SM significava duas palavras que todos os internos de David Williams temiam. Essa era a trégua para que eles pensassem duas vezes antes de fazerem algo contra as regras. SM significava segurança máxima, onde os pacientes não tinham privacidade. Eram tão perigosos que não podiam nem tomar um banho sozinhos pois suas mãos estavam constantemente amarradas. Isso, certamente era contra a lei, porém Maggie ainda não tinha essa noção.
Quanto mais andava, mais escuro e fechado parecia ficar. O ar que ela respirava era úmido, como se pudesse asfixiá-la a qualquer momento. Enquanto andava, com os pensamentos "como alguém pode viver aqui?", ela se deparou com um pequeno facho de luz, dando destaque a "SM-1". Deu uma espiada em um único vidro que tinha para que os pacientes pudessem ver além do pequeno recinto e aparentemente o quarto estava vazio. Ficou por um tempo, parecendo uma curiosa e intrometida até ter a certeza de que não havia ninguém naquele quarto. Pela primeira vez olhou para o lado e viu o outro quarto. "SM-2". Era lá o seu próximo destino. Sem precauções nenhuma andou em direção, seu medo e ansiedade para o primeiro dia de trabalho se dissipou. Era como se ela estivesse acostumada a estar lá, como se realmente fosse o seu trabalho, a sua vida.
Observou pela pequena fresta. Ao início ela achou não haver ninguém, mas limpando o vidro embaçado pôde vê-lo. Suas expectativas falaram alto porém o quarto estava banhado em treva.
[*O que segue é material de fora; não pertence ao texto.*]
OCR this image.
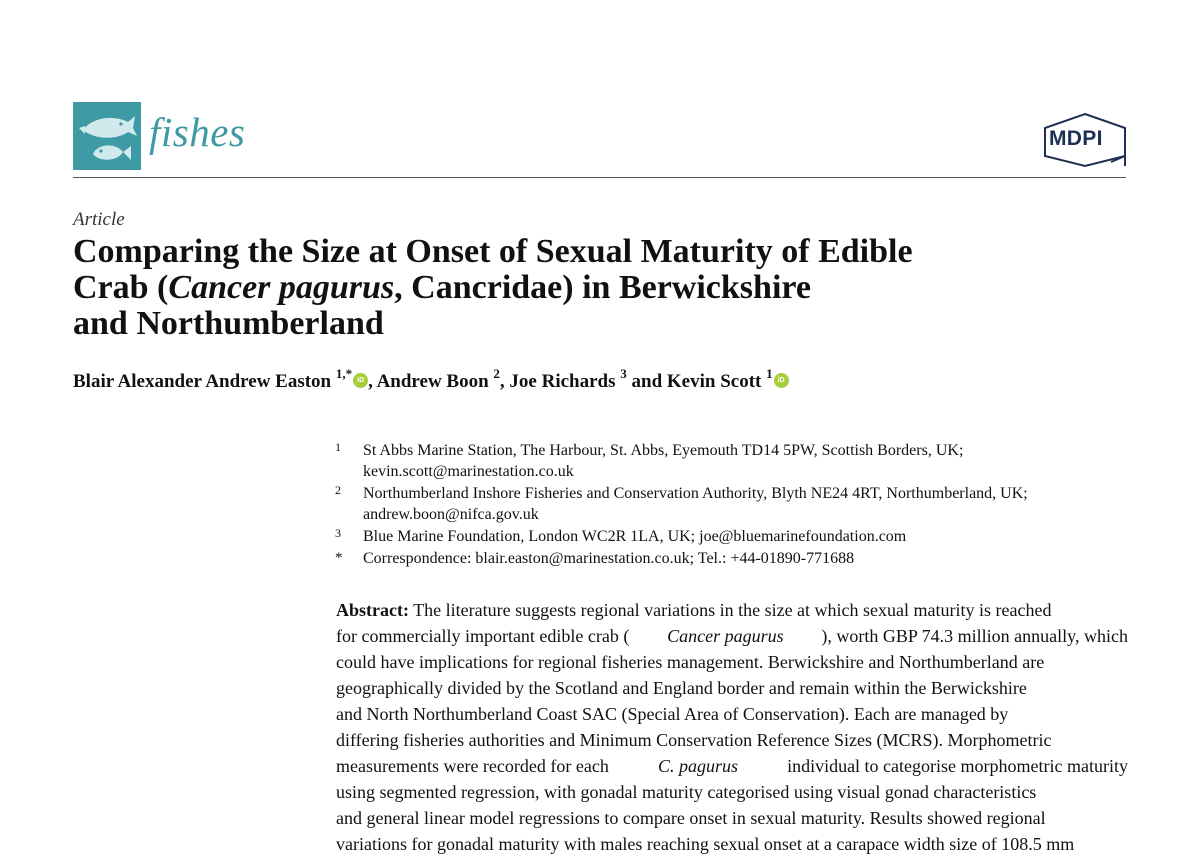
fishes	MDPI
Article
Comparing the Size at Onset of Sexual Maturity of Edible
Crab (Cancer pagurus, Cancridae) in Berwickshire
and Northumberland
Blair Alexander Andrew Easton $^{1,*}$ iD , Andrew Boon $^2$, Joe Richards $^3$ and Kevin Scott $^1$ iD
1 St Abbs Marine Station, The Harbour, St. Abbs, Eyemouth TD14 5PW, Scottish Borders, UK;
kevin.scott@marinestation.co.uk
2 Northumberland Inshore Fisheries and Conservation Authority, Blyth NE24 4RT, Northumberland, UK;
andrew.boon@nifca.gov.uk
3 Blue Marine Foundation, London WC2R 1LA, UK; joe@bluemarinefoundation.com
* Correspondence: blair.easton@marinestation.co.uk; Tel.: +44-01890-771688
Abstract: The literature suggests regional variations in the size at which sexual maturity is reached
for commercially important edible crab ( Cancer pagurus ), worth GBP 74.3 million annually, which
could have implications for regional fisheries management. Berwickshire and Northumberland are
geographically divided by the Scotland and England border and remain within the Berwickshire
and North Northumberland Coast SAC (Special Area of Conservation). Each are managed by
differing fisheries authorities and Minimum Conservation Reference Sizes (MCRS). Morphometric
measurements were recorded for each	C. pagurus	individual to categorise morphometric maturity
using segmented regression, with gonadal maturity categorised using visual gonad characteristics
and general linear model regressions to compare onset in sexual maturity. Results showed regional
variations for gonadal maturity with males reaching sexual onset at a carapace width size of 108.5 mm
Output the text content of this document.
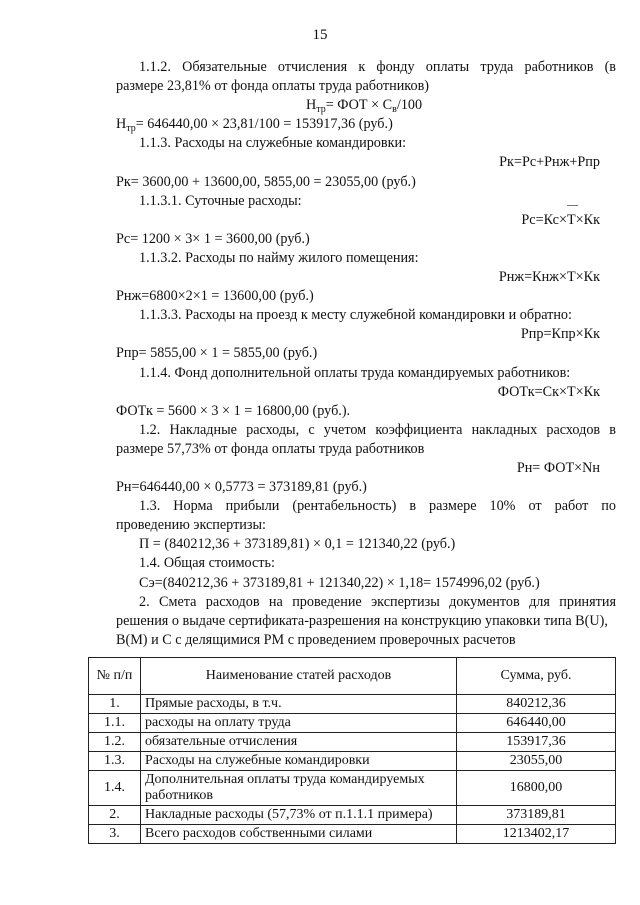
15
1.1.2. Обязательные отчисления к фонду оплаты труда работников (в
размере 23,81% от фонда оплаты труда работников)
$Н_{тр}=$ ФОТ × $С_в/100$
$Н_{тр}= 646440,00 \times 23,81/100 = 153917,36$ (руб.)
1.1.3. Расходы на служебные командировки:
Рк=Рс+Рнж+Рпр
Рк= 3600,00 + 13600,00, 5855,00 = 23055,00 (руб.)
1.1.3.1. Суточные расходы:
Рс=Кс×Т×Кк
Рс= 1200 × 3× 1 = 3600,00 (руб.)
1.1.3.2. Расходы по найму жилого помещения:
Рнж=Кнж×Т×Кк
Рнж=6800×2×1 = 13600,00 (руб.)
1.1.3.3. Расходы на проезд к месту служебной командировки и обратно:
Рпр=Кпр×Кк
Рпр= 5855,00 × 1 = 5855,00 (руб.)
1.1.4. Фонд дополнительной оплаты труда командируемых работников:
ФОТк=Ск×Т×Кк
ФОТк = 5600 × 3 × 1 = 16800,00 (руб.).
1.2. Накладные расходы, с учетом коэффициента накладных расходов в
размере 57,73% от фонда оплаты труда работников
Рн= ФОТ×Nн
Рн=646440,00 × 0,5773 = 373189,81 (руб.)
1.3. Норма прибыли (рентабельность) в размере 10% от работ по
проведению экспертизы:
П = (840212,36 + 373189,81) × 0,1 = 121340,22 (руб.)
1.4. Общая стоимость:
Сэ=(840212,36 + 373189,81 + 121340,22) × 1,18= 1574996,02 (руб.)
2. Смета расходов на проведение экспертизы документов для принятия
решения о выдаче сертификата-разрешения на конструкцию упаковки типа B(U),
B(M) и С с делящимися РМ с проведением проверочных расчетов
№ п/п	Наименование статей расходов	Сумма, руб.
1.	Прямые расходы, в т.ч.	840212,36
1.1.	расходы на оплату труда	646440,00
1.2.	обязательные отчисления	153917,36
1.3.	Расходы на служебные командировки	23055,00
1.4.	Дополнительная оплаты труда командируемых работников	16800,00
2.	Накладные расходы (57,73% от п.1.1.1 примера)	373189,81
3.	Всего расходов собственными силами	1213402,17
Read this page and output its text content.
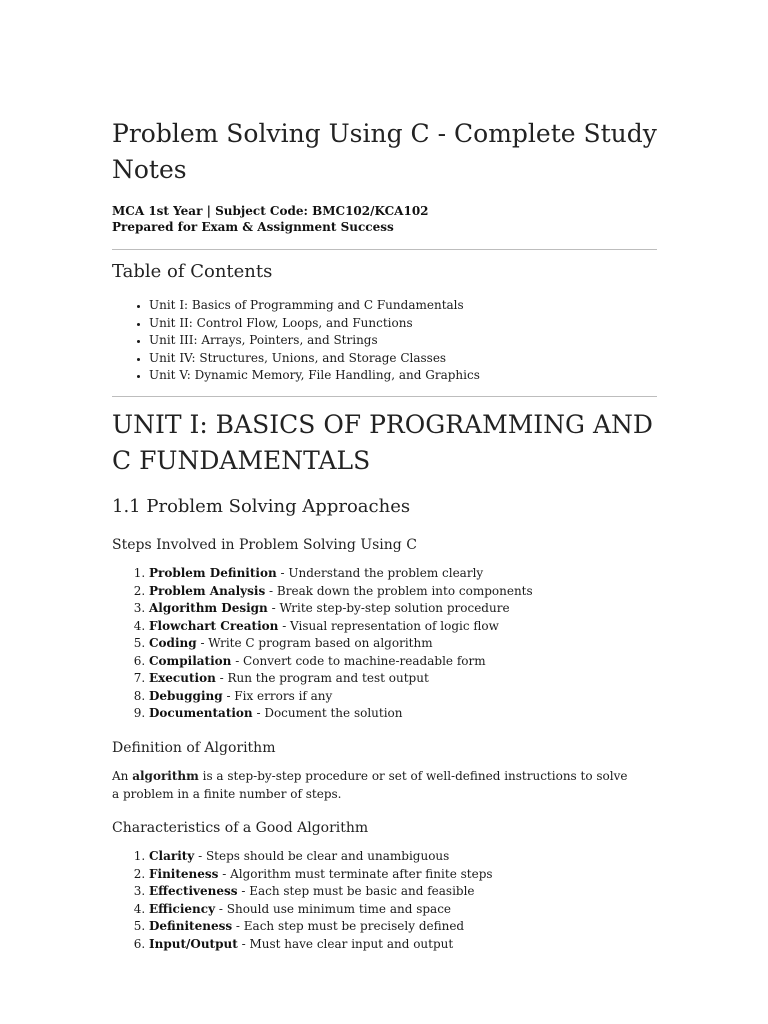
Problem Solving Using C - Complete Study Notes

MCA 1st Year | Subject Code: BMC102/KCA102

Prepared for Exam & Assignment Success

Table of Contents
• Unit I: Basics of Programming and C Fundamentals
• Unit II: Control Flow, Loops, and Functions
• Unit III: Arrays, Pointers, and Strings
• Unit IV: Structures, Unions, and Storage Classes
• Unit V: Dynamic Memory, File Handling, and Graphics
UNIT I: BASICS OF PROGRAMMING AND C FUNDAMENTALS
1.1 Problem Solving Approaches
Steps Involved in Problem Solving Using C
1. Problem Definition - Understand the problem clearly
2. Problem Analysis - Break down the problem into components
3. Algorithm Design - Write step-by-step solution procedure
4. Flowchart Creation - Visual representation of logic flow
5. Coding - Write C program based on algorithm
6. Compilation - Convert code to machine-readable form
7. Execution - Run the program and test output
8. Debugging - Fix errors if any
9. Documentation - Document the solution
Definition of Algorithm

An algorithm is a step-by-step procedure or set of well-defined instructions to solve a problem in a finite number of steps.

Characteristics of a Good Algorithm
1. Clarity - Steps should be clear and unambiguous
2. Finiteness - Algorithm must terminate after finite steps
3. Effectiveness - Each step must be basic and feasible
4. Efficiency - Should use minimum time and space
5. Definiteness - Each step must be precisely defined
6. Input/Output - Must have clear input and output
Seu coração acelerou. Havia uma silhueta sentada na cama com os braços amarrados a uma espécie de corda de aço. Maggie engoliu em seco pegando sua chave e se perguntando se ele ficava assim o dia inteiro. Girou a chave na fechadura e viu que ele a olhou. Ela se viu pensando nele como se fosse um animal e se sentiu mal por isso. Mas não tinha culpa, ele era tratado como tal.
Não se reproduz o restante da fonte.